What Now Collaborators?

For more than 20 years the timber industry, joined by federal and state government agencies and elected officials from both parties, has instigated and nurtured the use of collaboration to supposedly solve public lands resource extraction issues. They have been aided and abetted in this effort by any number of so-called “conservation” groups generously funded by foundations such as the PEW Trust to be collaborators. But now, how can these same groups claim a shred of legitimacy by collaborating with Donald Trump’s “make America raped again” agenda?

Those with good memories will recall when Montana’s Republican Gov. Marc Racicot initiated his Consensus Council in the mid-90s. Appointing hand-picked individuals from a very limited number of groups and business interests, the supposed goal was to find agreement on the thorny natural resource issues of the day. The results were predictably mixed, but the foundation for collaboration had been laid in Montana and from there it expanded primarily toward resource extraction on federal lands, where it grew into a bizarre monster of backroom deal-cutting, largely closed to full public participation and draped in the political cover offered by Democrat elected officials.

One of the first of the very bad ideas to rise to the top was Democrat Sen. Jon Tester’s Forest Jobs and Recreation Act. Unbelievably, the measure was rolled out at a lumber mill in Townsend and here was Tester, along with the collaborator “conservation” groups and their “timber partners,” all lauding the bill and the collaborative process that had spawned it.

But lo and behold, despite the fact that national forests are owned by all Americans, this small handful of people came to the agreement that Tester’s bill should contain an unprecedented congressional mandate to log a large number of forested acres every year whether forest professionals thought they should be logged or not.

Sending shock waves through Washington at the horrific precedent such a law would set, despite Tester’s best efforts to tag the measure on as a rider on unrelated bills, the Forest Jobs and Recreation Act thankfully never made it into law. But the Republican dream of always getting most of what their corporate backers wanted via collaboration had morphed far beyond their expectations and was now not just embraced but championed by Democrats and their collaborator pals.

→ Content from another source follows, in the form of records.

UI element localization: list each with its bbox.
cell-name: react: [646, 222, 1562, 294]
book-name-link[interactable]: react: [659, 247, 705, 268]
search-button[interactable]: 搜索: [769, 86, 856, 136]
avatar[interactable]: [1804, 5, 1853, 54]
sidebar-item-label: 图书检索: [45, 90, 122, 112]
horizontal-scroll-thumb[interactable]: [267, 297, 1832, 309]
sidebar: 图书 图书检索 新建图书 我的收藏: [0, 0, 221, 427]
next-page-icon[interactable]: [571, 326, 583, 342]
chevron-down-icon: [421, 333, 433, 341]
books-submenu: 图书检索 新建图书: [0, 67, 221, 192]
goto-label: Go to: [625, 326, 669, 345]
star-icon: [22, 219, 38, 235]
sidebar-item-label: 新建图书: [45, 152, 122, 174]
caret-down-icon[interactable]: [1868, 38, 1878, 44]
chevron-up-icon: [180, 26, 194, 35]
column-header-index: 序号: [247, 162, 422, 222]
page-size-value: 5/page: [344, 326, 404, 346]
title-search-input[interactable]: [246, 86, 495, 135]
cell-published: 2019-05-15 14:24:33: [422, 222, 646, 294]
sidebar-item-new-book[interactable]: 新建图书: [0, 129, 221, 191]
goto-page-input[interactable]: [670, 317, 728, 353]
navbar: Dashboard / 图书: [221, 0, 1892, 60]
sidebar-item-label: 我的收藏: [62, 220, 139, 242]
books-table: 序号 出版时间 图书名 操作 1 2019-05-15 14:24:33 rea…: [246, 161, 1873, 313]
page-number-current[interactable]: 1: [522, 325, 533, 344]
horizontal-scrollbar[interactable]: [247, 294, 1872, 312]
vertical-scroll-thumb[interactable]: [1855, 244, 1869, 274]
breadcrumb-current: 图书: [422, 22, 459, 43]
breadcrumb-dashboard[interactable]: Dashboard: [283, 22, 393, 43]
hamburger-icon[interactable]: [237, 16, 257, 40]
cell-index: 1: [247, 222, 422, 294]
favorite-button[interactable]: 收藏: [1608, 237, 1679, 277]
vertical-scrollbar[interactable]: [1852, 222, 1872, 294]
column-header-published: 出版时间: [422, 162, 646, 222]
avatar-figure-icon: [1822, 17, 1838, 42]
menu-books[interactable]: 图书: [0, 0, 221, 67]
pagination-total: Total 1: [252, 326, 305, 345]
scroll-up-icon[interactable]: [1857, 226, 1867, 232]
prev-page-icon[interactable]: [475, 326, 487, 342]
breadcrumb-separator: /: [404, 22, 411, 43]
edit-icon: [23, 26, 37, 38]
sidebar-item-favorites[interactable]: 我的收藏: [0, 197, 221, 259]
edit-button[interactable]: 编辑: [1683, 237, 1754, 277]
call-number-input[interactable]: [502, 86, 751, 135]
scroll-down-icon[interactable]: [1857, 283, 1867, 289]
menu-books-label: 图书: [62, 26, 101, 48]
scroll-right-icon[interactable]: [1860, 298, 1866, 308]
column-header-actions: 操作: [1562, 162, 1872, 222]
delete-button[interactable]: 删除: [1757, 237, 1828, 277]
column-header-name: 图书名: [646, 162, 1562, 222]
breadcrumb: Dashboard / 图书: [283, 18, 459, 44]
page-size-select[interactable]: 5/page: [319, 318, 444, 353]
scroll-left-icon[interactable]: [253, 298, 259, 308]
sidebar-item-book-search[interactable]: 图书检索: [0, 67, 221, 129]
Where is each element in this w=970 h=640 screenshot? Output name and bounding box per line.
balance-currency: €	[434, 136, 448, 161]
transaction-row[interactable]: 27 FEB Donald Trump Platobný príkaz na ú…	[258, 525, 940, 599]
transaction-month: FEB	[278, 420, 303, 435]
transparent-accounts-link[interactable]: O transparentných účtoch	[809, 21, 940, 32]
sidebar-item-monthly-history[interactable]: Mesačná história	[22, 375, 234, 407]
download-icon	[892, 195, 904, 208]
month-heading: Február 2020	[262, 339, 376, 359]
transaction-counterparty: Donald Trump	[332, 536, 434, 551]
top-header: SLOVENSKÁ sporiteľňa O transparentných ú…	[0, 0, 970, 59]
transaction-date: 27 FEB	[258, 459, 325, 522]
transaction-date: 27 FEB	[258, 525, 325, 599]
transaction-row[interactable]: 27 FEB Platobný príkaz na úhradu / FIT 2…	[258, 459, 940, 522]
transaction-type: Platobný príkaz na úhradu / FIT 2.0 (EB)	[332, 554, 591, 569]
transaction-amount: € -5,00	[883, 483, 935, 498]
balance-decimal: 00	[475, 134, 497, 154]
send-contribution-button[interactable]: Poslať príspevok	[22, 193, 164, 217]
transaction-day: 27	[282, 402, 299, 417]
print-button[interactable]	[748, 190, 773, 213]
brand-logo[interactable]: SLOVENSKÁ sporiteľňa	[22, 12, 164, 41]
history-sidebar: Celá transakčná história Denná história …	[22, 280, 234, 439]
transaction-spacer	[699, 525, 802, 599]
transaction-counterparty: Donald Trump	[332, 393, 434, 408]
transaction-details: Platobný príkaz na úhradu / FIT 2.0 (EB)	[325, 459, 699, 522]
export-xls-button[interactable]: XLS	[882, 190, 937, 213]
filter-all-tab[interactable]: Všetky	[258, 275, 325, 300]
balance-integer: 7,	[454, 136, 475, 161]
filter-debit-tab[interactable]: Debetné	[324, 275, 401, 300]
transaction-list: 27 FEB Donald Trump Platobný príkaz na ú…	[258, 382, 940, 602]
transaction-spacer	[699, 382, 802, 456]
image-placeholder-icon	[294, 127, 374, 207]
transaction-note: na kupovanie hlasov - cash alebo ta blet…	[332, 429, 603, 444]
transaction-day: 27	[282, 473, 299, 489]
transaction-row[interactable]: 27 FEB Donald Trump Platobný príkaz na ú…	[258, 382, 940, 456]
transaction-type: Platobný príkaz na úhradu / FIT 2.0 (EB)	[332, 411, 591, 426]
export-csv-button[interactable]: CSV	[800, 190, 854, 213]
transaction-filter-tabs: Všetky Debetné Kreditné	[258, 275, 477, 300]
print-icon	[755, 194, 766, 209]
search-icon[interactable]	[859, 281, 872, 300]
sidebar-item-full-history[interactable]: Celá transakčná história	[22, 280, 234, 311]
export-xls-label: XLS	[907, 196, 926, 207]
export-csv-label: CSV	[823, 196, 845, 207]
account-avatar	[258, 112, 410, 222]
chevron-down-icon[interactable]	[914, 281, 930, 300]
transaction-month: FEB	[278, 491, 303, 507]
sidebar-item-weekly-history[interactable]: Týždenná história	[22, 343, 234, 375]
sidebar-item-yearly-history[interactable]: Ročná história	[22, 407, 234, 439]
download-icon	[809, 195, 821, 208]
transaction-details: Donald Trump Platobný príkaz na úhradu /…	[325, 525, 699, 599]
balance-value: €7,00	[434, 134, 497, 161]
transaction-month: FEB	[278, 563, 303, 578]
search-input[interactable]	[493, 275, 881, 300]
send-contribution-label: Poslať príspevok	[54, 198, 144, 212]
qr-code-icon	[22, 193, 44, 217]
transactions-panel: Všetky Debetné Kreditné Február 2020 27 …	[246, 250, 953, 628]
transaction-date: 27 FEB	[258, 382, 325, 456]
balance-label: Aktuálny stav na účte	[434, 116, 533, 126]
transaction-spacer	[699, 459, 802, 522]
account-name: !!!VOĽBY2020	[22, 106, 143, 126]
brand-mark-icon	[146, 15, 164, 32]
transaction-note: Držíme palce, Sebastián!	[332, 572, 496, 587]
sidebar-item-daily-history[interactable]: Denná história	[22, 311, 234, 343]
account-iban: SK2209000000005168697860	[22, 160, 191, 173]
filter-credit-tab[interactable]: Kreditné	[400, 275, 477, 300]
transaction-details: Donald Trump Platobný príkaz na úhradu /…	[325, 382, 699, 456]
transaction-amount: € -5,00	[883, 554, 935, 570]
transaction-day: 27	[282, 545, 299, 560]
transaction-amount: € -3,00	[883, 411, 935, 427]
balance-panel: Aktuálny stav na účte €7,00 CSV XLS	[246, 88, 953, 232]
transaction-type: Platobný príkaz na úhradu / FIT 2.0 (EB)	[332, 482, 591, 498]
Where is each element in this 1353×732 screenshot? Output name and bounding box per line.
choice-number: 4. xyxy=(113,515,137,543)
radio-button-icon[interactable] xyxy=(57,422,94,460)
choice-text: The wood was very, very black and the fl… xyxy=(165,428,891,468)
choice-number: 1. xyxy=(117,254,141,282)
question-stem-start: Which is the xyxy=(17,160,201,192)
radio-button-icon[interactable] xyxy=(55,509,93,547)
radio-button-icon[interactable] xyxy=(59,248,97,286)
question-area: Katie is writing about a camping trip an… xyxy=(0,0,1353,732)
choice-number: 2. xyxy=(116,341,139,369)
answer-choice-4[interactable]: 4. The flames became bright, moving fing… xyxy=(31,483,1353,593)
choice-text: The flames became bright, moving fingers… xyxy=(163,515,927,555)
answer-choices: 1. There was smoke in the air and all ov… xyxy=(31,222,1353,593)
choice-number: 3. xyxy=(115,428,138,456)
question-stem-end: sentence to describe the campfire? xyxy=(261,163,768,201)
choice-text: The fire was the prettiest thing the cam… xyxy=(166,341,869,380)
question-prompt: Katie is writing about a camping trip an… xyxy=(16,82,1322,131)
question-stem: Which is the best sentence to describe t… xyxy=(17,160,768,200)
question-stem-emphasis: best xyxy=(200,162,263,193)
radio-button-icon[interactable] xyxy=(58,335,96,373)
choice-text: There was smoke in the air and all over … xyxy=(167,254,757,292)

Simply put, partisan politics then assumed a huge role – as the last thing the “conservation” groups wanted to do was bad-mouth their Democrat politicians pals. Gov. Brian Schweitzer, President Obama, and Gov. Steve Bullock all joined in Tester’s choir of supportive collaborators. Incredibly, they didn’t foresee that in lamenting federal management of public lands they were playing right into the hands of the federal land divestiture movement.

Rising like a zombie from the latent Sagebrush Rebellion movement of the ’80s, we now have the latest incarnation of the effort to turn even more federal lands and resources over to profit-driven entities with little or no concern for future generations. And with the election of Donald Trump, the outcome of collaboration and clueless politicians has blossomed into a nightmare scenario where rapacious corporations are unleashed once again to mercilessly pillage America’s dwindling public lands resources.

Montanans are no strangers to the consequences of such thoughtless and short-sighted policies. We are home to the largest Superfund site in the nation thanks to the unregulated destruction of the environment by the copper mining and smelting industry. Our forest streams are filled with sediment from tens of thousands of miles of poorly constructed logging roads that treated living forest ecosystems as nothing more than log yards to be savagely clearcut, leaving species such as bull trout, grizzly bears and lynx so devastated they required Endangered Species Act protections or face extinction.

Make no mistake, our nation is facing an all-out attack on public lands and our environment, not just through federal lands divestiture, but through federal agencies cloistered, silenced and shivering in fear of the open threat from Trump’s press secretary, Sean Spicer, that federal employees “either get with the program or they can go.” And no, the collaborators’ “timber partners” won’t be coming to the rescue.

The options left to those who reaped great financial rewards through collaborating with resource extraction interests are now few indeed. They either stand up and fight to preserve what’s left of America’s public lands legacy for future generations or live with the outcome of their past collaboration and the destructive policies and actions it has spawned. The choice seems clear. So what now, collaborators?